Smart glasses would also allow physicians to receive consults in real time by the patient’s bedside. Instead of having to wait to receive the consult, physicians would be able to access it through their smart glasses at the same time as treating their patients.

Smart Glasses can Assist during Surgery

Quick access to data may also be beneficial in the operating room. According to a New York Times article by Pierre Theodore, MD, lung surgeon at University of California San Francisco, smart glasses can help surgeons see critical information in a setting where they cannot access a computer.

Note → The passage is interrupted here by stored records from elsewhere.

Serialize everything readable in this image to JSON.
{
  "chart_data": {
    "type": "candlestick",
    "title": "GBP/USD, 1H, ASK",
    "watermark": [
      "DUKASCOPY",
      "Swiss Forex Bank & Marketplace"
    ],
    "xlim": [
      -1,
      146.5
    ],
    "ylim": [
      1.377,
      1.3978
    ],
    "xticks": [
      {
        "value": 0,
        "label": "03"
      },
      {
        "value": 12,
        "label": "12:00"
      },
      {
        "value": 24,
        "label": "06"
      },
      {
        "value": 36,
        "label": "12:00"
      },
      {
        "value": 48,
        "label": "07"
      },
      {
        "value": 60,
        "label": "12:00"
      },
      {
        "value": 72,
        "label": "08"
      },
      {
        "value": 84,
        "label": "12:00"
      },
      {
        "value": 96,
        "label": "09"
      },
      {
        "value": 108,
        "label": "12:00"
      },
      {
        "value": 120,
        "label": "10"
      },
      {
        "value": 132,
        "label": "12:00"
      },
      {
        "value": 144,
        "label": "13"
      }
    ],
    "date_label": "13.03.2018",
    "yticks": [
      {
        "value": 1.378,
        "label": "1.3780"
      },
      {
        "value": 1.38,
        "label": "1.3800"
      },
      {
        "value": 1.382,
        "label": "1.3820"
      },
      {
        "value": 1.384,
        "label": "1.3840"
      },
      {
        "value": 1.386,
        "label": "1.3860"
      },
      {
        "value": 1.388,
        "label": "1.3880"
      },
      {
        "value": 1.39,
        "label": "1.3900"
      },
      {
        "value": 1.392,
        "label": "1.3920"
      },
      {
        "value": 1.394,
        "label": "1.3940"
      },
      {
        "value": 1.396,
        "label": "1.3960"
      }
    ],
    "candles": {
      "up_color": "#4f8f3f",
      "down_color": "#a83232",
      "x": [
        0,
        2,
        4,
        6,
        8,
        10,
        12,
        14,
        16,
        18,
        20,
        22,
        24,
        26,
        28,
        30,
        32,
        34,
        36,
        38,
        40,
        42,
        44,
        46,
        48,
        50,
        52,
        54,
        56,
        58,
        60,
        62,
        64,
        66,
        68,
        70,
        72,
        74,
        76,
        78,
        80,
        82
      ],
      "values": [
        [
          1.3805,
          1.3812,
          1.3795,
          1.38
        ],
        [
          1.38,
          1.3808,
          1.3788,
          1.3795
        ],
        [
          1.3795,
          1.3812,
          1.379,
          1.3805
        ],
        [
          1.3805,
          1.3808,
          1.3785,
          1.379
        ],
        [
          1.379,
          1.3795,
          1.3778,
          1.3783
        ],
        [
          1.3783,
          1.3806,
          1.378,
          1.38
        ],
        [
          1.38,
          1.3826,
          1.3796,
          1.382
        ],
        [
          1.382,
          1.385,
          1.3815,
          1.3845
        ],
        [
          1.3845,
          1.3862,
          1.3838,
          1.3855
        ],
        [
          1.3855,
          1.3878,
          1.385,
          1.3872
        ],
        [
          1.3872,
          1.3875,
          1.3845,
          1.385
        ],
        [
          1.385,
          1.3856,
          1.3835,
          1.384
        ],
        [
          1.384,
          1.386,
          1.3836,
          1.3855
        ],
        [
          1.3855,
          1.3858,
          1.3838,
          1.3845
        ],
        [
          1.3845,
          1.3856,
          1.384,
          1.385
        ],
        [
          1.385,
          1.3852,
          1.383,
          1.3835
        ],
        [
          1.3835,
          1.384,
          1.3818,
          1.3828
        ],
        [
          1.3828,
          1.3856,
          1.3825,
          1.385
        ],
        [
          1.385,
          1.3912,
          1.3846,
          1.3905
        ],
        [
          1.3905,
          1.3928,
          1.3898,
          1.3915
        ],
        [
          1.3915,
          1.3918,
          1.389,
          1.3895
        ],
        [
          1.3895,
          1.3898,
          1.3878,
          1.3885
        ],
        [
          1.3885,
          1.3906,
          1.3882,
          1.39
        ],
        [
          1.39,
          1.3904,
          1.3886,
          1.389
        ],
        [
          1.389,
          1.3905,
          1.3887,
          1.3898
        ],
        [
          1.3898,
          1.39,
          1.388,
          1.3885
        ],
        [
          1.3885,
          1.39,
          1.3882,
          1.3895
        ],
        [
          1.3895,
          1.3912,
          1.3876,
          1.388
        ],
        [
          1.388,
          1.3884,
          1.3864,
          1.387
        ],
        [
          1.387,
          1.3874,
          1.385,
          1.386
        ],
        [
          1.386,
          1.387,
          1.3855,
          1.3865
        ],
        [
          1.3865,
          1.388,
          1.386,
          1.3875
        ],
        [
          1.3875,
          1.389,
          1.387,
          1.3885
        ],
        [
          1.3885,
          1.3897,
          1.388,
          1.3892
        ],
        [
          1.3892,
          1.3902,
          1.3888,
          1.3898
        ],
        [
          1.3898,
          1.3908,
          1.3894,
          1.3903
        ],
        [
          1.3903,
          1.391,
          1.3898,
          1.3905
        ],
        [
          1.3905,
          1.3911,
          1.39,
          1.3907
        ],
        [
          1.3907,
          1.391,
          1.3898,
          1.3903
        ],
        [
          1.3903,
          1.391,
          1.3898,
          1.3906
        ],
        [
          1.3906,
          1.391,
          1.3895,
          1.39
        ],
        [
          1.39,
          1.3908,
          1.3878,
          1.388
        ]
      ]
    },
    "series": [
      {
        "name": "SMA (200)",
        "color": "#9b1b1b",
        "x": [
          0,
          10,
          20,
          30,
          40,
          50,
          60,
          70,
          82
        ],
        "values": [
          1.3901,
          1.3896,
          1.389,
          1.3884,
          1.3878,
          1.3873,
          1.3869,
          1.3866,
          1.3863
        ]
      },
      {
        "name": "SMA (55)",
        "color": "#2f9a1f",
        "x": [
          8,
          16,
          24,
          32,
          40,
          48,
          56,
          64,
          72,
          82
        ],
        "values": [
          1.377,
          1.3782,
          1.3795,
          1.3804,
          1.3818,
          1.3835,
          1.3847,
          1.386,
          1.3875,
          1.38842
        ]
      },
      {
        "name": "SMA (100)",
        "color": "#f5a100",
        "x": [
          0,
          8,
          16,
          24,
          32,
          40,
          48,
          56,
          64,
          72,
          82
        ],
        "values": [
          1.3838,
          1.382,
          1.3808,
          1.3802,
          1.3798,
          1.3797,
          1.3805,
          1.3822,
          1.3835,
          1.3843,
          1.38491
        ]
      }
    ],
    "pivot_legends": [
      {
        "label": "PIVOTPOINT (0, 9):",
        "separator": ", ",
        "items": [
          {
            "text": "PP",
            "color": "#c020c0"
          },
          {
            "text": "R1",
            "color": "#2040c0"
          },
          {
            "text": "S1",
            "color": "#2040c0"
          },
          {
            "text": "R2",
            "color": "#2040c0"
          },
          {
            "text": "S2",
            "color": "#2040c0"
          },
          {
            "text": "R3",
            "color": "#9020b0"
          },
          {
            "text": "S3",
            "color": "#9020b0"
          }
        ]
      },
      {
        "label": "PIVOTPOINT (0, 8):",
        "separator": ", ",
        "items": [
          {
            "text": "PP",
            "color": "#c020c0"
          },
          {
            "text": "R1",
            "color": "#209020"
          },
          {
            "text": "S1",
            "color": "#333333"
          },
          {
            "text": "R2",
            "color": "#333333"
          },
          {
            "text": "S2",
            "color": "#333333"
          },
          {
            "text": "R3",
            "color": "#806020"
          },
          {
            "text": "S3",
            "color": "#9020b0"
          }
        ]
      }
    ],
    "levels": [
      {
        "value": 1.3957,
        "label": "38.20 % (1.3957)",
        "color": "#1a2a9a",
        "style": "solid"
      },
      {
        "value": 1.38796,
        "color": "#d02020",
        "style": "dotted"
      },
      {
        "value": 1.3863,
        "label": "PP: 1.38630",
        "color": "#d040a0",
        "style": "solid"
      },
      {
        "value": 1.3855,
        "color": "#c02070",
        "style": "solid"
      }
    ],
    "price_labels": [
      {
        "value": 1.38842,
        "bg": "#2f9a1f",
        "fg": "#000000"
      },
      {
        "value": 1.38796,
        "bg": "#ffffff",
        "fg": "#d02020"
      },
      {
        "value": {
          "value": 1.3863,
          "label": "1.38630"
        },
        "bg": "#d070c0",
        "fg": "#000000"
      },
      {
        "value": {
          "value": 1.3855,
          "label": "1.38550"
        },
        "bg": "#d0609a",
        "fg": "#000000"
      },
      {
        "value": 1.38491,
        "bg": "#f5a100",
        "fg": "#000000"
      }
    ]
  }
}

“Properly designed and implemented, head-mounted technologies can aid surgeons’ access multiple data sources for planning and performance of intricate procedures,” Theodore writes.

Smart glasses enable surgeons to receive real-time information regarding a patient if complications occur and can aid their vision throughout certain parts of the procedure.

Smart Glasses Enhance Clinical Documentation

Smart glasses also help physicians stay more personally engaged with their patients. This is made possible by the clinical documentation capabilities smart glasses have, mHealthIntelligence.com reports. In an interview with Laurie Rothman, MD, a family medicine physician at Juniper Medical Center, Rothman provides mHealthIntelligence.com with information on how smart glasses improve clinical documentation.

“Having the smart glasses is now allowing me to put the computer aside and look at my patients while I am speaking with them,” Rothman told the source. By using the smart glasses to transcribe important clinical information from various visits, physicians are able to interact with patients on a personal level.

Although using smart glasses for clinical documentation definitely has its perks, Rothman warns against relying on them too much.

“Having a scribe in the room or using the smart glasses as a scribe, the element of having someone else doing the documentation, you have to be really careful,” she said. “One has to make sure that he/she isn’t completely reliant on the scribe. I’m going over it myself and making sure that it’s accurate.”

Smart glasses are proving to be assets in the healthcare industry by improving a number of different components. As they continue to confirm their place in the field, physicians may explore and discover several other important uses for the technology.